Since the interest rate hike in July, the Federal Reserve has maintained the federal funds rate unchanged several times, and next year the Federal Reserve may even start to lower interest rates. The cost of financing will gradually decrease in the future, reducing the pressure on the Federal Reserve's interest payments, and actual losses will gradually be offset.
In fact, in most years, the Federal Reserve not only does not lose money but also makes a lot of money and hands it over to the U.S. Treasury. In the past decade, the Federal Reserve has handed over nearly $1 trillion in profits to the U.S. government.
Thirdly, the Federal Reserve is the issuer of the U.S. dollar.
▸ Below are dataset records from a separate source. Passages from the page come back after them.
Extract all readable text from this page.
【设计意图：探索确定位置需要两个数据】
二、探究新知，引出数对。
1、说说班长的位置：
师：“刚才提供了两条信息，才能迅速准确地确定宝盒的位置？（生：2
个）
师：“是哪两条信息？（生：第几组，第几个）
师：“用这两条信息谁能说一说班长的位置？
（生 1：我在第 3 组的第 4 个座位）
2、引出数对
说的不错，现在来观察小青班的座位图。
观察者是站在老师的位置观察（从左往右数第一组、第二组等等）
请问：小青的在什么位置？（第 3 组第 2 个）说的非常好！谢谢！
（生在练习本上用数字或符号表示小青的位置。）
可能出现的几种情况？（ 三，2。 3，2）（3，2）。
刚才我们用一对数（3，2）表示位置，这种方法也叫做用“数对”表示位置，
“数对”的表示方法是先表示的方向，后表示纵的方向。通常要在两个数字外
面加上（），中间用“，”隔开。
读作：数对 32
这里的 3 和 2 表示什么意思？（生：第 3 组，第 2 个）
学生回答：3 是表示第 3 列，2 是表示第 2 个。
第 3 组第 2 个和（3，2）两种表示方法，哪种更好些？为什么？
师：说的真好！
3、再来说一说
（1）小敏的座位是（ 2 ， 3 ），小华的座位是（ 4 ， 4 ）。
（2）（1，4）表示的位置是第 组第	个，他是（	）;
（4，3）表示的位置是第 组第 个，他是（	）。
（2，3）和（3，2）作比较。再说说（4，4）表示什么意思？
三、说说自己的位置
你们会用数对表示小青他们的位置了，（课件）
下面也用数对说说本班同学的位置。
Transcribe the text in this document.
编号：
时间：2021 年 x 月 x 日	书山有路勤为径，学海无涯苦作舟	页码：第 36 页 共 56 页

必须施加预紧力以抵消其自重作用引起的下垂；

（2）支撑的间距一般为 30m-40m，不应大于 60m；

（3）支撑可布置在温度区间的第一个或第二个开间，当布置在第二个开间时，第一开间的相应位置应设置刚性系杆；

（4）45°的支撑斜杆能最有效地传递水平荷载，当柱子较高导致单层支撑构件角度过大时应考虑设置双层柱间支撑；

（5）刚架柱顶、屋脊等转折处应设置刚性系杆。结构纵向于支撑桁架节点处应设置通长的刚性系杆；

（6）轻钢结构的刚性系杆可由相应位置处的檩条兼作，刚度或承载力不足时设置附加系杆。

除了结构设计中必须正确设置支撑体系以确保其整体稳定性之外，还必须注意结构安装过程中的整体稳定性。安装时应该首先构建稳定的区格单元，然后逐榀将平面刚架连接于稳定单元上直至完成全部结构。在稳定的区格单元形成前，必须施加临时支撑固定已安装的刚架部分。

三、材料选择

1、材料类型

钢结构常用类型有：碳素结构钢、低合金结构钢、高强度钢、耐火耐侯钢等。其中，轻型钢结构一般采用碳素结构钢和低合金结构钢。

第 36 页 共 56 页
This is the most important point and also the power that the Federal Reserve can use as a last resort. The Federal Reserve is the central bank of the United States, undertaking the function of issuing currency. Have you ever seen an institution that "prints money" go bankrupt due to lack of money? This is simply an impossible event.Although the Federal Reserve does not have the arbitrary right to "print money," it can continuously obtain dollars by selling the U.S. Treasury bonds and mortgage-backed securities (MBS) it holds. To take a step back, even if the Federal Reserve runs out of assets, the U.S. government would not allow any accidents to happen to the Federal Reserve. In a sense, the Federal Reserve, the U.S. dollar, and the United States are a trinity. If any part of this trinity encounters a problem, it would plunge the United States into an irretrievable situation. Therefore, the Federal Reserve must operate normally. It is not only bankruptcy that is not allowed, but also any crisis is not permitted to occur.